Own Your Own Universe is a 501 C3 nonprofit that Terri Hendrix Founded in 2012. It gets it’s name from a line in Terri’s song “Wallet“. Based on her “belief that all things are possible with a sense of purpose, a work ethic and a mission greater than ourselves.” Back in 1992, she taught guitar lessons as a volunteer to inner city teenagers at a juvenile detention center in New Braunfels, Texas. “Teaching a troubled child how to express their emotions through music has also had a lasting impact on me.” Terri explains on the OYOU website. Her mission she continues, “is to bring music, painting, pottery, dance and nature to those who would otherwise be unable to participate and enjoy the arts.”

The OYOU (“Own Your Own Universe”) is a community arts center project based out of Hays County, Texas. With roots in San Marcos, it’s a “Get-It-Done” grassroots operation that strives to get music and all things art into the ears and hands of folks that need it most. She explains in the My SA article: The mission of OYOU is “to develop and implement educational and therapeutic programs related to enhance spiritual growth and expression effectively and creatively in all media.”  “OYOU is well in motion,” she said. “For me, it all started in 1989. I would get so angry when I had an episode. If there had been some kind of support system, it would have helped. “Now I’m trying to hook people up with other people who have the same condition, whatever it is, so the two can start talking to form a support group. With the center, I want to use music as a way to break down barriers. OYOU will be 100 percent handicap accessible. It will be small: capacity about 100 people.” Right now, she is looking for land to build the center in Hays County.

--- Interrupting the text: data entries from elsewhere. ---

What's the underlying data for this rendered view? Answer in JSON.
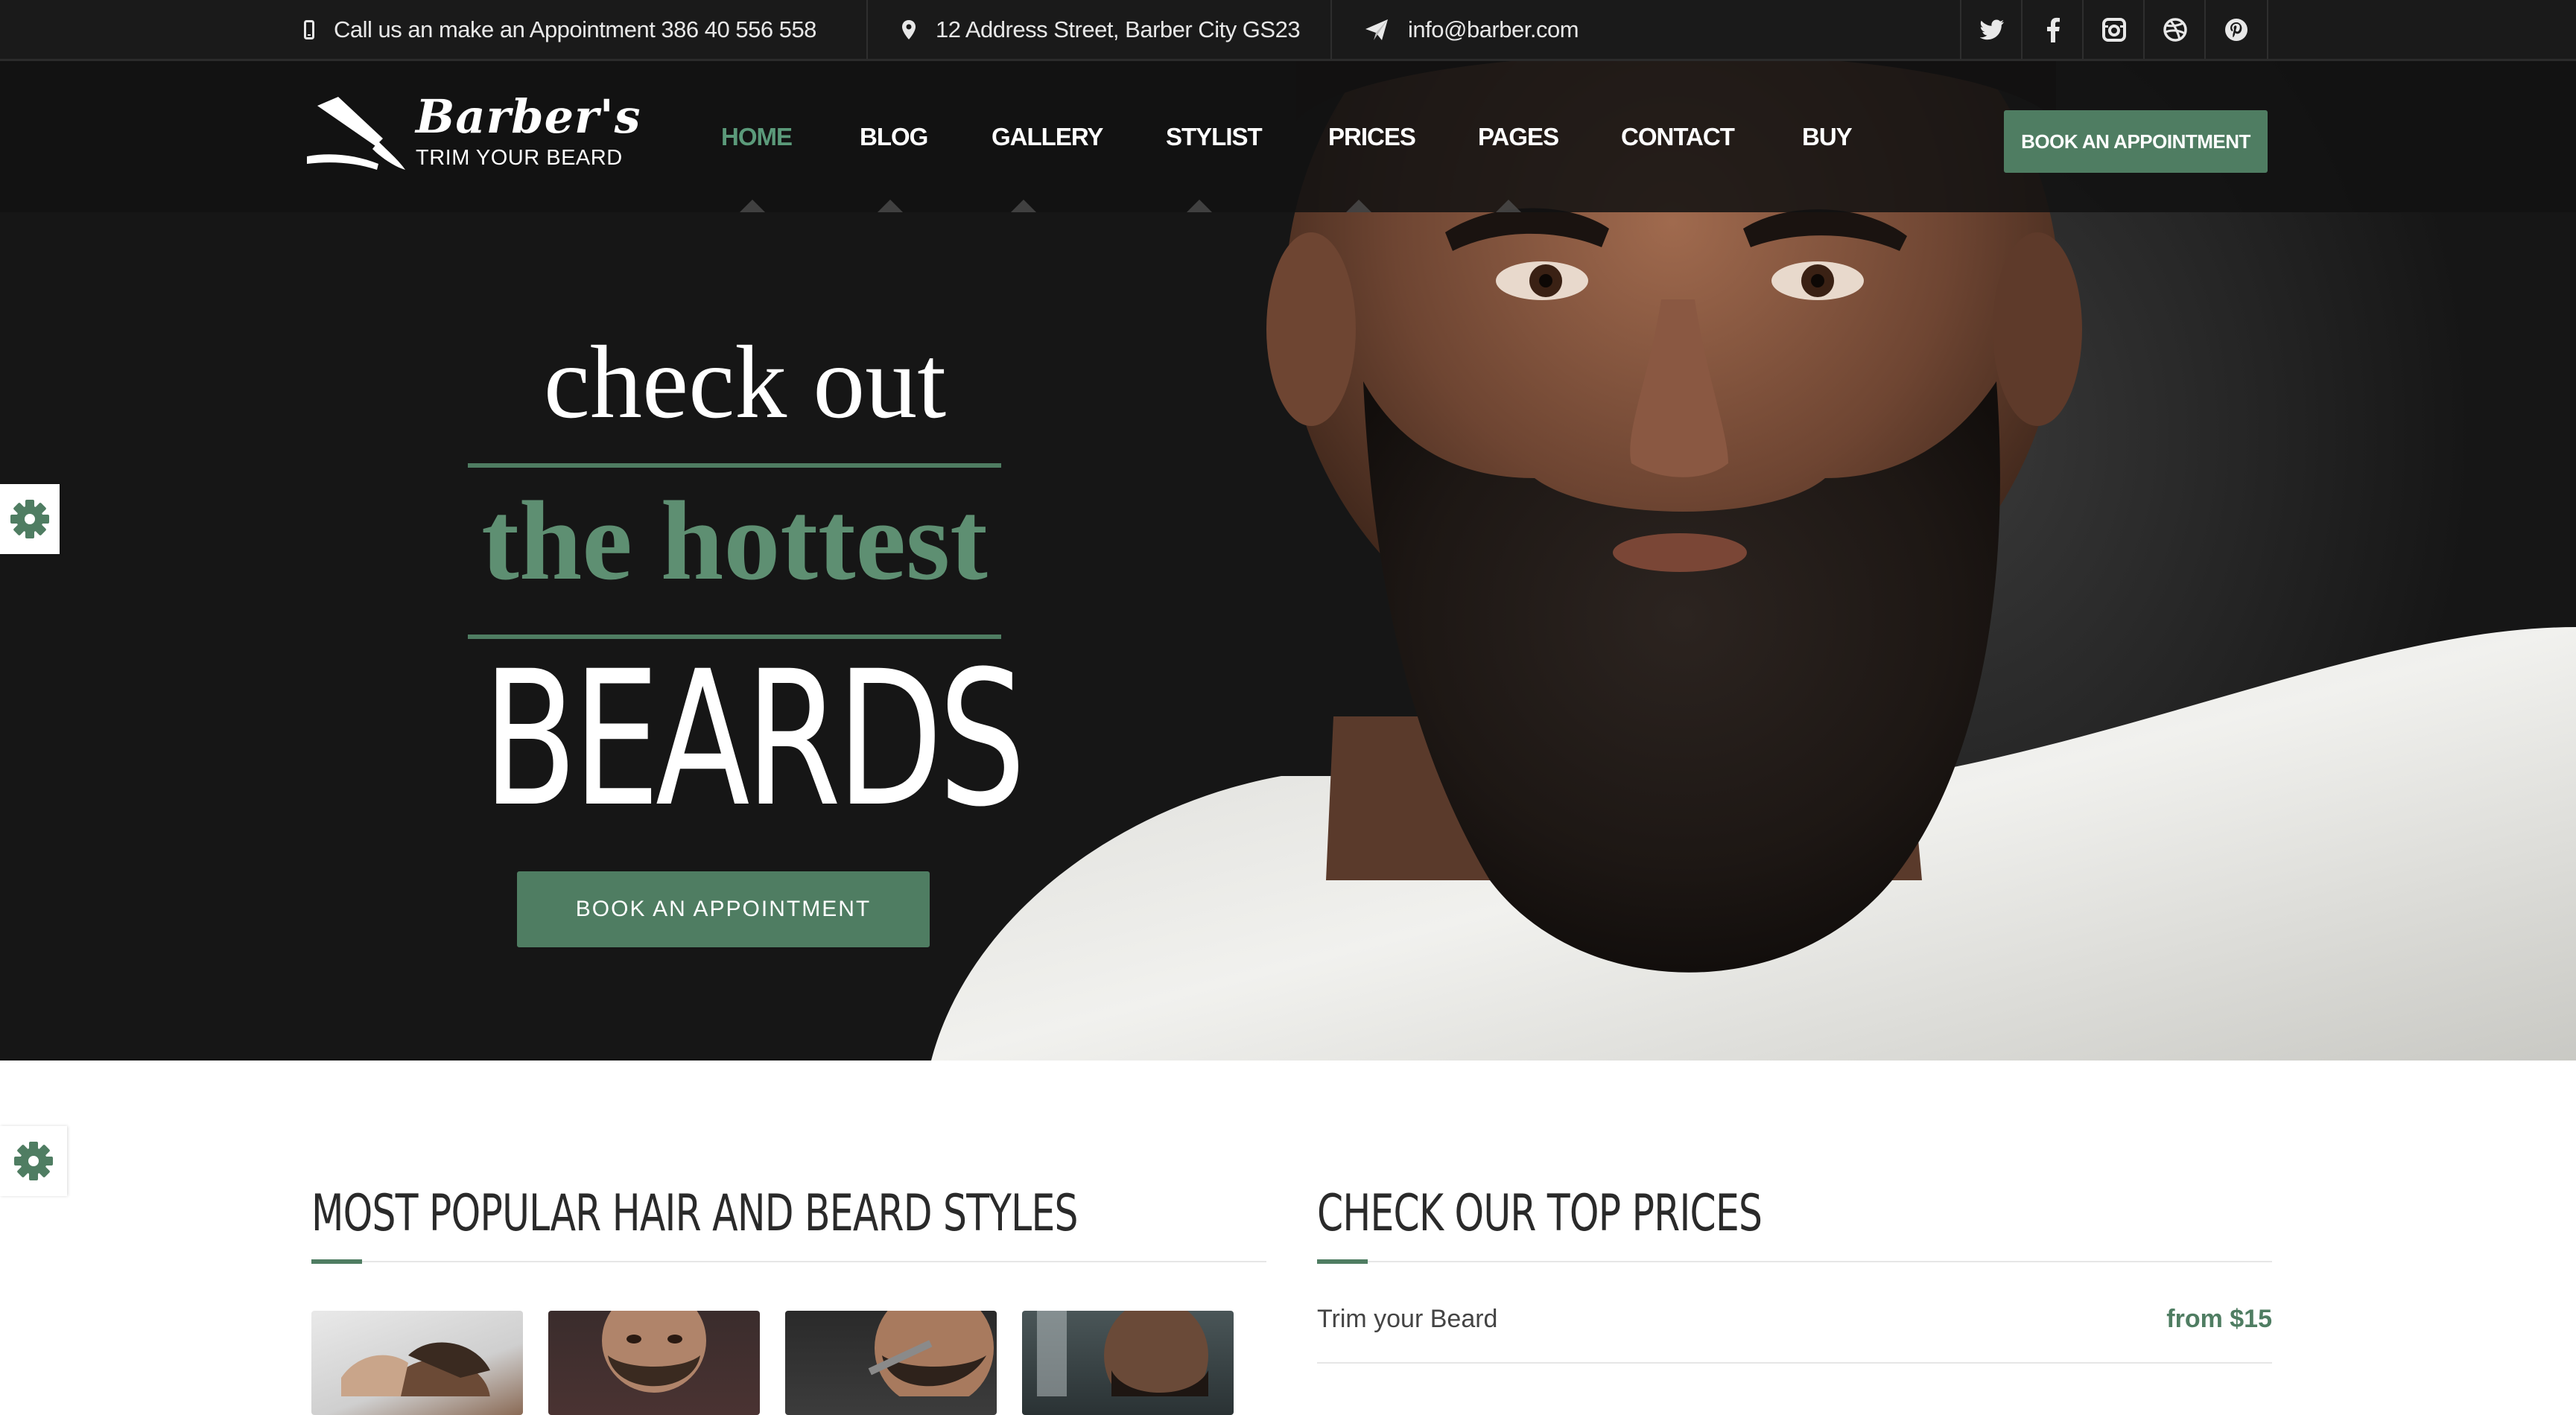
{
  "topbar": {
    "phone": "Call us an make an Appointment 386 40 556 558",
    "address": "12 Address Street, Barber City GS23",
    "email": "info@barber.com",
    "social": [
      "twitter-icon",
      "facebook-icon",
      "instagram-icon",
      "dribbble-icon",
      "pinterest-icon"
    ]
  },
  "logo": {
    "title": "Barber's",
    "subtitle": "TRIM YOUR BEARD"
  },
  "nav": {
    "items": [
      "HOME",
      "BLOG",
      "GALLERY",
      "STYLIST",
      "PRICES",
      "PAGES",
      "CONTACT",
      "BUY"
    ],
    "active": "HOME",
    "cta": "BOOK AN APPOINTMENT"
  },
  "hero": {
    "line1": "check out",
    "line2": "the hottest",
    "line3": "BEARDS",
    "button": "BOOK AN APPOINTMENT"
  },
  "styles_section": {
    "title": "MOST POPULAR HAIR AND BEARD STYLES"
  },
  "prices_section": {
    "title": "CHECK OUR TOP PRICES",
    "items": [
      {
        "name": "Trim your Beard",
        "price": "from $15"
      }
    ]
  },
  "colors": {
    "accent": "#4f7d62",
    "accent_text": "#5e8f72",
    "topbar": "#1a1a1a"
  }
}
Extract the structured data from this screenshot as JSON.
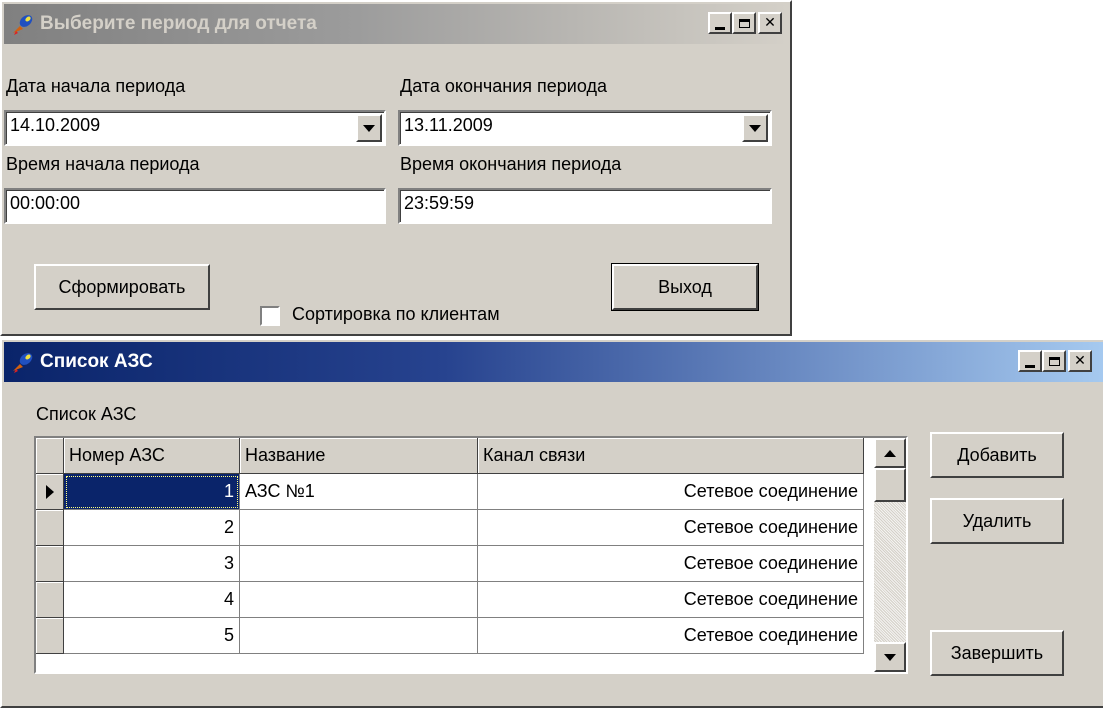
{
  "period_dialog": {
    "title": "Выберите период для отчета",
    "start_date_label": "Дата начала периода",
    "start_date_value": "14.10.2009",
    "end_date_label": "Дата окончания периода",
    "end_date_value": "13.11.2009",
    "start_time_label": "Время начала периода",
    "start_time_value": "00:00:00",
    "end_time_label": "Время окончания периода",
    "end_time_value": "23:59:59",
    "generate_button": "Сформировать",
    "sort_checkbox_label": "Сортировка по клиентам",
    "sort_checked": false,
    "exit_button": "Выход"
  },
  "azs_window": {
    "title": "Список АЗС",
    "list_label": "Список АЗС",
    "columns": [
      "Номер АЗС",
      "Название",
      "Канал связи"
    ],
    "rows": [
      {
        "number": "1",
        "name": "АЗС №1",
        "channel": "Сетевое соединение"
      },
      {
        "number": "2",
        "name": "",
        "channel": "Сетевое соединение"
      },
      {
        "number": "3",
        "name": "",
        "channel": "Сетевое соединение"
      },
      {
        "number": "4",
        "name": "",
        "channel": "Сетевое соединение"
      },
      {
        "number": "5",
        "name": "",
        "channel": "Сетевое соединение"
      }
    ],
    "add_button": "Добавить",
    "delete_button": "Удалить",
    "finish_button": "Завершить"
  },
  "colors": {
    "active_title": "#0a246a",
    "inactive_title": "#808080",
    "face": "#d4d0c8",
    "selection": "#0a246a"
  }
}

©2014 Elizabeth V. Williams
©2014 Elizabeth V. Williams      Signed by youth she has worked with.

Want to help? Here’s a link so you can donate.

On Being a Woman

Teri uses her life’s experience to help others on their path, help them not only to succeed, but thrive. This song sums up a lot of things about being a woman she had learned when she was younger. Here’s what you missed if you didn’t attend the Unplugged on the Front Porch’s May 15, 2014 concert. Thank you Live Music Capital Foundation for this recording. If I had a Daughter.

How do you deal with adversity? Care to share your story or that of someone you know?

2 Comments on “3 Things Important to Terri Hendrix 

  1. Adversity is something that comes into everybody’s lives. Mine are not like Teris in the least. I have dealt with anxiety and depression and it’s hard to deal with it. Some days it pulls you down and others, you can break free for a bit. I try to focus on whats positive around me. Whether is be my dog or something as simple as a nice cold drink i’m grateful for, it’s a way to deal with something one step at a time.

    • Ashley, you are so right! You sound like you have mastered the power of living in the moment, which gives you great strength. So good to hear. I know what you mean about dogs having healing and comforting powers. I am a part of Divine Canines, a volunteer organization which brings dogs into situations where they can be of comfort and aid in healing. Their power never ceases to amaze me!